I'd suggest you install ESX4i installable to a usb stick, boot the server from that and see if you can recover the data from the disk (if there's a datastore, most likely you can read from there and save all the VM's).

- J

dl9msr · ‎08-22-2009

my esx 4 host was running well with drive 0 without raid configuration

i did shut down the host and build a new raid 1 with resync in the LSI Configuration menu

after restart the esx 4 host i got boot fails vsd-mount

joukom · ‎08-22-2009

So this supports the theory I had that if anything changes in the raid volume topology (in earlier cases connecting/disconnecting cables, in my case replacing raid controller and in your case adding a raid volume), the ESX is unable to mount the underlying VMFS that contains the service console VMDK, and thus halts the boot process.

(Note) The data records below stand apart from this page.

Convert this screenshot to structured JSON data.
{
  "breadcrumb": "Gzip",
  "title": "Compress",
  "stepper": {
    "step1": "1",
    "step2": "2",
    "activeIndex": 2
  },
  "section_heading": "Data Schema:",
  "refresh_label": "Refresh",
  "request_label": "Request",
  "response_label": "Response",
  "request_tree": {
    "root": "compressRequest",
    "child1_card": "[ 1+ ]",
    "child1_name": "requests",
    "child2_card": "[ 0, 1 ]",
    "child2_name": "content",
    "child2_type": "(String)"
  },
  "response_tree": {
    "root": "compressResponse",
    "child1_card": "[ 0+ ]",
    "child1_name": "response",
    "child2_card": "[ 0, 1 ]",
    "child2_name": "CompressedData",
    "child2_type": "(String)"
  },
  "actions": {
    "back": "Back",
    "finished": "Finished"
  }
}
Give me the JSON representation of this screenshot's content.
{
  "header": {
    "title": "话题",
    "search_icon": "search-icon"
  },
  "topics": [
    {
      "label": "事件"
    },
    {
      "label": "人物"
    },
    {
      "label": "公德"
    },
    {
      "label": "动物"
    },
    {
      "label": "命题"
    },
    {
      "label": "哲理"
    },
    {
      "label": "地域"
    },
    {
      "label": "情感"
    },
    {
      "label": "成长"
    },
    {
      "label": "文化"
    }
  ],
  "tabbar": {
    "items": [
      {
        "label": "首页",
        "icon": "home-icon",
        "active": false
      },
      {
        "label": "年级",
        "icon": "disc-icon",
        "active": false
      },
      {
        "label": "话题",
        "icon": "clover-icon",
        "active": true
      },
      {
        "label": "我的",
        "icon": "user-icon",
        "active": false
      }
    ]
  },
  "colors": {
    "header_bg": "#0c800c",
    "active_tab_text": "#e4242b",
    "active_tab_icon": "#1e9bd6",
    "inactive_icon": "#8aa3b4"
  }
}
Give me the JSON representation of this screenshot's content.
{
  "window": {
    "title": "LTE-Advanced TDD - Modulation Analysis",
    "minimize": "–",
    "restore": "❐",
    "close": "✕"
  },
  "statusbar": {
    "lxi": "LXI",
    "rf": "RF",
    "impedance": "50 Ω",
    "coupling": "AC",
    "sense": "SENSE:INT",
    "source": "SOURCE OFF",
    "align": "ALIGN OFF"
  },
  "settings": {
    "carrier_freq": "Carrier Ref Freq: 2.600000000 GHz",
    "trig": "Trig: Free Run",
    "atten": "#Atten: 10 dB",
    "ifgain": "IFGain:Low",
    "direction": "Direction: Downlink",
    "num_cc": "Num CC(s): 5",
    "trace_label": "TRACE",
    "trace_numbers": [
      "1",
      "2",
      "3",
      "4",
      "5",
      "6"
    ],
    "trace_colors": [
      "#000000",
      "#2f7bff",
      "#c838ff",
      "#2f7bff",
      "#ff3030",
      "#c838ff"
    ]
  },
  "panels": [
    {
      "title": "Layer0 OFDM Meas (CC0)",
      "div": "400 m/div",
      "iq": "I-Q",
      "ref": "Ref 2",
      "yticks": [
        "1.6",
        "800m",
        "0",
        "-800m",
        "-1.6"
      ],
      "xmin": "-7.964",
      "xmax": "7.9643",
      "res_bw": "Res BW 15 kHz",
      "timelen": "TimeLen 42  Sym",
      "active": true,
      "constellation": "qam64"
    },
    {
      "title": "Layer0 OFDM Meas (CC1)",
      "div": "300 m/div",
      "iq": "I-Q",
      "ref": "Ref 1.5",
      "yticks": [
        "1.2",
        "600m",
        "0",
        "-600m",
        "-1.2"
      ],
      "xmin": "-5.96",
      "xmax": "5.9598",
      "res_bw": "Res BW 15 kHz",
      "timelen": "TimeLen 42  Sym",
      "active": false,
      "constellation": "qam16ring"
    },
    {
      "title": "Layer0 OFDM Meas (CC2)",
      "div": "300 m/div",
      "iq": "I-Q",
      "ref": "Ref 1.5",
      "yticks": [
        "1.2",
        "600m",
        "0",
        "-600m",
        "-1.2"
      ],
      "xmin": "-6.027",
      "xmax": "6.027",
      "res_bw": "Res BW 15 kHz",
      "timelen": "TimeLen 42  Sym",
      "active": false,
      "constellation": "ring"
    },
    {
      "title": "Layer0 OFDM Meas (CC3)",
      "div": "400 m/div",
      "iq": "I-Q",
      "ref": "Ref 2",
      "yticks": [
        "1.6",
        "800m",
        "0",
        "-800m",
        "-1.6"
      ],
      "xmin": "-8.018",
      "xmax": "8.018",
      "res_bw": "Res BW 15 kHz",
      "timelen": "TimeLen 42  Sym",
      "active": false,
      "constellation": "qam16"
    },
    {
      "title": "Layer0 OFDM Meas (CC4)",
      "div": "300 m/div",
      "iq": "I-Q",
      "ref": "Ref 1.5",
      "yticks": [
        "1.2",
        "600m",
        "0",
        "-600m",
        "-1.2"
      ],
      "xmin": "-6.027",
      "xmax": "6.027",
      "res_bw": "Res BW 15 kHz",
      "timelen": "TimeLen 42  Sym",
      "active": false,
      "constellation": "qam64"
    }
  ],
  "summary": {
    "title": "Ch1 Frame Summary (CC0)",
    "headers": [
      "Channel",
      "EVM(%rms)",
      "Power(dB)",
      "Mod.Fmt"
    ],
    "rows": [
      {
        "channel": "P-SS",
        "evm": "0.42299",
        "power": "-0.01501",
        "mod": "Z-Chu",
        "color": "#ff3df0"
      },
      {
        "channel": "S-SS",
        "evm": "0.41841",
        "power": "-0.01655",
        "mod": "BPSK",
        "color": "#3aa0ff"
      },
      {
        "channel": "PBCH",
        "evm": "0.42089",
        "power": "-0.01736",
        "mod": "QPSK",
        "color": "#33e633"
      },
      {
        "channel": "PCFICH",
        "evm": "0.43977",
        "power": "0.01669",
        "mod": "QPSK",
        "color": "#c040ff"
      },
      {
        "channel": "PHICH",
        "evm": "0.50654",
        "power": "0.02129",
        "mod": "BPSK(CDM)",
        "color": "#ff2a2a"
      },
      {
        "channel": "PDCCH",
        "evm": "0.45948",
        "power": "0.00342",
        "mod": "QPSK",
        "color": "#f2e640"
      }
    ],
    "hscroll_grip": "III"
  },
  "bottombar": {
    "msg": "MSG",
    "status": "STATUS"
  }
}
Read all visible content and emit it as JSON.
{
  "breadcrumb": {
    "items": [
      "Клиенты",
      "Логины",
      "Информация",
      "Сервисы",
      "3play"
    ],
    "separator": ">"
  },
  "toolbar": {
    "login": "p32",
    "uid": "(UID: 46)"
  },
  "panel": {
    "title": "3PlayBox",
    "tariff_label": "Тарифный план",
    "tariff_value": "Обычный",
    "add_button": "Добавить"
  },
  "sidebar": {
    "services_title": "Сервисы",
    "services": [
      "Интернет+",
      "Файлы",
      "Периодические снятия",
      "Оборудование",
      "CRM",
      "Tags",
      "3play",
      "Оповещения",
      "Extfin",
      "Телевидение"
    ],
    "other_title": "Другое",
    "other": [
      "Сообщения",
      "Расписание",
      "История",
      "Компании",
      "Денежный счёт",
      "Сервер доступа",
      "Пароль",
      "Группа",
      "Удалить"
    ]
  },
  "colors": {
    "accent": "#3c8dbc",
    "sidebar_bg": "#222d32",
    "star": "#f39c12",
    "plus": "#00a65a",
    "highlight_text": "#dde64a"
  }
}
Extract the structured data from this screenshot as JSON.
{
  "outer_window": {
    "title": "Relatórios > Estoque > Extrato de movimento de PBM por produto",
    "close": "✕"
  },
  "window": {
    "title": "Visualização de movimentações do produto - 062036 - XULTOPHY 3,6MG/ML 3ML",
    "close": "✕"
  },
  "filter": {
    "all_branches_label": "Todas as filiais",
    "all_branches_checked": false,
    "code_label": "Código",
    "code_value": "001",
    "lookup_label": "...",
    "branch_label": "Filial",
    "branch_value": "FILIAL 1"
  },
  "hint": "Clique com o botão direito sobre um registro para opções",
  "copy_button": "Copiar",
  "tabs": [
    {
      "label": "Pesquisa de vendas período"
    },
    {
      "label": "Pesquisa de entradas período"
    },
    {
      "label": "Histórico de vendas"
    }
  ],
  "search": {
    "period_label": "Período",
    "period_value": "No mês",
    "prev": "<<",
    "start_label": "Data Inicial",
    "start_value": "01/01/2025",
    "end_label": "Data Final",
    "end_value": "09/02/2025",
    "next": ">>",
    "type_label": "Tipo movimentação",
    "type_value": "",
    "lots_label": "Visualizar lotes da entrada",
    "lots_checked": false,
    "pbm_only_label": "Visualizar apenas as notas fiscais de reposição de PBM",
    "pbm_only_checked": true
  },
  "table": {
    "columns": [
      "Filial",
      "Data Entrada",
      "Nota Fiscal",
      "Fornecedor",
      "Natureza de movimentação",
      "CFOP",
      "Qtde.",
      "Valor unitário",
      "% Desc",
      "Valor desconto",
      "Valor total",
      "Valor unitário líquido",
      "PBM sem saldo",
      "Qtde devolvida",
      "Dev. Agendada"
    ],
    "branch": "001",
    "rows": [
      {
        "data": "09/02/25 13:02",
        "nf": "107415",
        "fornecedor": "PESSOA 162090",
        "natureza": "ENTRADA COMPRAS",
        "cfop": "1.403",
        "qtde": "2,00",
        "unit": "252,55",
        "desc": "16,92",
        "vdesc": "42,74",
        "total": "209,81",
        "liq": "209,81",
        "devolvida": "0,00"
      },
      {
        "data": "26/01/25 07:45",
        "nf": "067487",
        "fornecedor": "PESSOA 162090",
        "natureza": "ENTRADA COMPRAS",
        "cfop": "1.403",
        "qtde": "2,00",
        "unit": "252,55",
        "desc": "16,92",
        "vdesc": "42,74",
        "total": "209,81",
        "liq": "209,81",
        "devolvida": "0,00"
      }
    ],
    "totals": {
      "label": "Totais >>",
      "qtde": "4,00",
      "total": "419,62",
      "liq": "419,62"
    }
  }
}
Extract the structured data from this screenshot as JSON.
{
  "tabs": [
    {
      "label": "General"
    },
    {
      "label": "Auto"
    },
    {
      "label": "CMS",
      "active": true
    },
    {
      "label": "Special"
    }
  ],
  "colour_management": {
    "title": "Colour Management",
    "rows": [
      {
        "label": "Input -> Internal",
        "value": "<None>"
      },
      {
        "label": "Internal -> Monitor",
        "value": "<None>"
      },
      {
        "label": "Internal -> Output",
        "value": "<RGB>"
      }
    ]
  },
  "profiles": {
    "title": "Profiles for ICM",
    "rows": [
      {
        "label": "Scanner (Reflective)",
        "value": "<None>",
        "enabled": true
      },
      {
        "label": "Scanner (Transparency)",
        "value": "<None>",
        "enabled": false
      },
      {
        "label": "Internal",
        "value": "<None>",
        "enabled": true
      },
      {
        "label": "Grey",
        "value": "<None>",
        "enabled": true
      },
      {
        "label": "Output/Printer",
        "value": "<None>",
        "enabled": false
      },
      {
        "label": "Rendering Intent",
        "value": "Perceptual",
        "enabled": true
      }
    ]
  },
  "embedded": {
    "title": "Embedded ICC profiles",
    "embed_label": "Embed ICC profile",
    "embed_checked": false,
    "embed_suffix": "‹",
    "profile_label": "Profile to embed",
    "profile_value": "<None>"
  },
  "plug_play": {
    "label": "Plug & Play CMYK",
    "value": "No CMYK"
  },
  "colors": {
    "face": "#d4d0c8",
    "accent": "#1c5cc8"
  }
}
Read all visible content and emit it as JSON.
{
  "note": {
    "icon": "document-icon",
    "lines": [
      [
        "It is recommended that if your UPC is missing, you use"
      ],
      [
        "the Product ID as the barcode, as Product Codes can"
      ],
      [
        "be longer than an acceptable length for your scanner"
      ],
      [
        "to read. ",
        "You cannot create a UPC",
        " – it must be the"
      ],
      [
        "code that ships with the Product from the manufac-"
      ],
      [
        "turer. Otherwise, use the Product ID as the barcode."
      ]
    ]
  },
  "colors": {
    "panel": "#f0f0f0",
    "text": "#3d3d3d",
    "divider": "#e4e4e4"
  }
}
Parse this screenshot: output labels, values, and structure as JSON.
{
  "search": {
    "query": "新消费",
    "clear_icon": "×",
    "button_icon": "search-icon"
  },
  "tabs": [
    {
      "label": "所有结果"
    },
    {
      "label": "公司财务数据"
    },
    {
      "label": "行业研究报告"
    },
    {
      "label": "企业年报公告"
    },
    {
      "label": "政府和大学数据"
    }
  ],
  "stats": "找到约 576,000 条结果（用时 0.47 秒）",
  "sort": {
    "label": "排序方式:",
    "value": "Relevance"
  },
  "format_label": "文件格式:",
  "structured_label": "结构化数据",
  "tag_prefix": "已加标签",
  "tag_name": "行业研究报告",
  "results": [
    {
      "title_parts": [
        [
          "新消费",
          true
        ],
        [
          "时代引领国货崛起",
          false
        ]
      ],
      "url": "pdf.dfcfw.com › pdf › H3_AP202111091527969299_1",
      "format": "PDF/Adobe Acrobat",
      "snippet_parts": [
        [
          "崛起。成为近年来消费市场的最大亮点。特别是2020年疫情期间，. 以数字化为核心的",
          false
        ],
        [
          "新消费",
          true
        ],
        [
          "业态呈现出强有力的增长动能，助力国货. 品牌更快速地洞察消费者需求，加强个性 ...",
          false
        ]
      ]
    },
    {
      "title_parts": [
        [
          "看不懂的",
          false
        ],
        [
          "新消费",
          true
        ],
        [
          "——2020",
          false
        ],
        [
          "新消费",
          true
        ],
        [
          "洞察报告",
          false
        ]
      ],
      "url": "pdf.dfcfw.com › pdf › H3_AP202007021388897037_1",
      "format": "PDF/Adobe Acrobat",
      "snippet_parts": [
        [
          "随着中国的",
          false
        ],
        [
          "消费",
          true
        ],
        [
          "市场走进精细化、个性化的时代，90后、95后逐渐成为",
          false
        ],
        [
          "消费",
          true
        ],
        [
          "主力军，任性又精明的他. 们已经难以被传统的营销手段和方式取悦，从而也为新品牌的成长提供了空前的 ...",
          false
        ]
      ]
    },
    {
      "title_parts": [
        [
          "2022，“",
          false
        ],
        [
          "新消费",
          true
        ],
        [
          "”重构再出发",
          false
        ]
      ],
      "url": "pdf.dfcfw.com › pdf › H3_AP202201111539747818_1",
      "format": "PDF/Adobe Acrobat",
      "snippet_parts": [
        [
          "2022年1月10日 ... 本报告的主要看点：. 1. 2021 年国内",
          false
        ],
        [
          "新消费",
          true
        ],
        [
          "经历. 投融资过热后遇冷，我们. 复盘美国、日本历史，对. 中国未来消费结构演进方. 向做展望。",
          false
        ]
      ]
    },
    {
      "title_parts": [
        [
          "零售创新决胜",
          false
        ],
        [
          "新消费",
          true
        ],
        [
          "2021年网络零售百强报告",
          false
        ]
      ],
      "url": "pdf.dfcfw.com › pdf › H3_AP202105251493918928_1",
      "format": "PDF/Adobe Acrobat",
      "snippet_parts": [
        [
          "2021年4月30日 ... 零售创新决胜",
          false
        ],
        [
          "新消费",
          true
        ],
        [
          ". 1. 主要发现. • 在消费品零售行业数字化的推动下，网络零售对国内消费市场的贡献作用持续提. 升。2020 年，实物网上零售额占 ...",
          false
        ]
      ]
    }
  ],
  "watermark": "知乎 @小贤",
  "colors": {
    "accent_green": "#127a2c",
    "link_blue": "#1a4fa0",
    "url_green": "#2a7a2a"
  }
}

Looks like the best choice is to open a support call at VMware, they might be able to provide instructions on how the boot process can be fixed (and hopefully supply a patch that prevents this from happening).

I did get past the situation by reinstalling ESX, and currently I don't have any spare perc6 cards to experiment with this any further, so I'm not going to open the support issue at the moment, but if someone else is suffering from this, and can open the issue, I'm anxious to see their answers just to be future proof.

- J

dl9msr · ‎08-22-2009

Hello joukom

thanks for your help

i've no shared storage and when i reinstall esx 4, i lost all my data

i'll open a support call at vmware

Do you know how can i install the esx zip patch from the console?

AramiS_1970 · ‎09-13-2009

Hello,

any answer from vmware support? The problem is still the same for evrebody it seems..

My esx are updated with latest patches and to bring them up i still have to disconnect FC cables and to plug them in after boot..

Thanks

paolo

kschurig · ‎09-13-2009

Ich bin vom 14.09.09 bis zum 02.10.09 nicht erreichbar.

E-Mails werden nicht weitergeleitet und können erst nach meiner Rückkehr beantwortet werden.

Vertretung im Bereich PS-Support ist Herr Thomas Mueller, eMails bitte an ps-support@t-systems.com senden.

Freundliche Grüße

Kai-Uwe Schurig

AramiS_1970 · ‎09-13-2009

English please!

Triclaw · ‎10-19-2009

Hi All,

having the same issue already second time. As we upgraded from 3.5 to 4.0, I was able to boot with 3.5 again. Then I cleaned out what I could find of 4.0and upgraded once more to 4. That worked out alright, could save all the data. Painful, but at least I still got all VMs.

Regards,

T.